How would you write such a story? What questions would it need to answer?

Some obvious questions:

  • Why did the husband kill the children?

  • How did the husband kill the children? (Admit it, you're curious)

  • Who was this husband? Who was this wife?

  • What was their argument about?

  • What is the aftermath of this event?

  • Munro answers the first four of these questions in fairly predictable ways. The husband is extremely paranoid and controlling; when his wife leaves, he smothers two of the children and chokes the third "to save them the misery... of knowing that their mother had walked out on them." Munro gives us an unsurprising, yet satisfying, backstory: the wife was sixteen when she met her husband, who was a hospital orderly tending to the wife's dying mother. He was an authority figure, an angel of mercy, and this vulnerable young girl was taken in. Thereafter, he mentally abuses her, controlling every aspect of her life. He forbids her to wear makeup. She may only laugh at something if he laughs first. She rationalizes his abusive behavior and hides it from others, telling herself that this behavior is simply his way, yet knowing how outrageous it would seem to an outsider.

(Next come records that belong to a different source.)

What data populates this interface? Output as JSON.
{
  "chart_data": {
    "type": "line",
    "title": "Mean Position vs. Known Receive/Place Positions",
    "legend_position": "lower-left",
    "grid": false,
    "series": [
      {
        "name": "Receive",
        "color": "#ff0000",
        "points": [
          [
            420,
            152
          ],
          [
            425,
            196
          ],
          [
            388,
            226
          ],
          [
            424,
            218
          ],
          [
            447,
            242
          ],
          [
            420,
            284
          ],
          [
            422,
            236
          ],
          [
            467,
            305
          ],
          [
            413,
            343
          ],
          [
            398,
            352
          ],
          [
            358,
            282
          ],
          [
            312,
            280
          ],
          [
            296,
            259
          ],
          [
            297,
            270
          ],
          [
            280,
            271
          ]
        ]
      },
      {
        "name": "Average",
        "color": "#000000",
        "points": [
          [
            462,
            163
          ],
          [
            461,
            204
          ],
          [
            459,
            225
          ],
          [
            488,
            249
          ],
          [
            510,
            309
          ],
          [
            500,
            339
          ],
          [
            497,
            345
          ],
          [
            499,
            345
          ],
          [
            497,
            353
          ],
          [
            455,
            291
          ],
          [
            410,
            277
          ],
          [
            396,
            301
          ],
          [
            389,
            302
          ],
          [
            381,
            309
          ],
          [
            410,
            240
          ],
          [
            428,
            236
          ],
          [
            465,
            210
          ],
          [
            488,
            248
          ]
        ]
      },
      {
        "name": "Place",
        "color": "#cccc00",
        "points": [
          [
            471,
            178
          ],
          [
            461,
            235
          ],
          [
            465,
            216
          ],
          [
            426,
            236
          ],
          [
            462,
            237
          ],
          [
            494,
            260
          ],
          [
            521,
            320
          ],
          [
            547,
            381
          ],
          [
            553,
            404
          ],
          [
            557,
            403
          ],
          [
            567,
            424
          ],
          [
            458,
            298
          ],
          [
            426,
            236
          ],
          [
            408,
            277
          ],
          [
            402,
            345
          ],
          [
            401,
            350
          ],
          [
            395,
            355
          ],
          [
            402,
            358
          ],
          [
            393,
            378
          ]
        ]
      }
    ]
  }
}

    The heart of the story is in the aftermath, as Munro explores how the wife attempts to deal with her grief and her guilt. Of course she feels guilt, irrational as it may be; if she hadn't walked out, the children would be alive. Munro wraps her remorse in an image: early in the story, we are told that "she had cut her hair short and bleached and spiked it...." Later, just before the story's climactic scene, when she is on the verge of forgiving her husband for what he has done and accepting that her only purpose in life is to be with him, she thinks
    Aren’t I just as cut off by what happened as he is? Nobody who knew about it would want me around. All I can do is remind people of what nobody can stand to be reminded of.

    Disguise wasn’t possible, not really. That crown of yellow spikes was pathetic.
    A neat return to the spiky hair, her crown of thorns, her attempt to bear the burden of her husband's sin.

    From a craft perspective this story could be analyzed in several ways, but the point of my title ("Information, Please") is to draw attention to the way Munro builds and sustains tension by parceling out the facts. How and when to reveal information is always critical, and Munro knows how to string us along better than anyone. In "Dimension," the story begins at a time well after the crime has been committed, but Munro gives us not information, but a succession of clues. In the first paragraph, we see that the wife is making a laborious bus trip to a "facility." In the second paragraph, we learn that she likes her job as a motel maid because it means she doesn't have to talk to people. In the third paragraph, we are told
    None of the people she worked with knew what had happened.
    Come on, Alice, we shout, what happened? But no, no; oh, no. We have to earn that information.

    These and other clues lead us to suspect, eventually, that the husband has murdered the children, but our suspicions aren't confirmed until the halfway point, when we are given the scene in which the wife returns home and finds the children dead.

    That Munro gives us this scene almost exactly at the halfway point is significant. It gives the story the shape of a pyramid, with the most significant event placed at the peak. If the story had been written in a strictly chronological form, the murder of the children would have occurred much earlier, perhaps a quarter of the way through the narrative. Munro begins the story with a scene from the aftermath, and then weaves more aftermath scenes with backstory to enhance the tension, but also to delay the murder scene. Once we see our fears realized (i.e., that the father murdered the children), the rest of the story, all aftermath, is a downhill ride.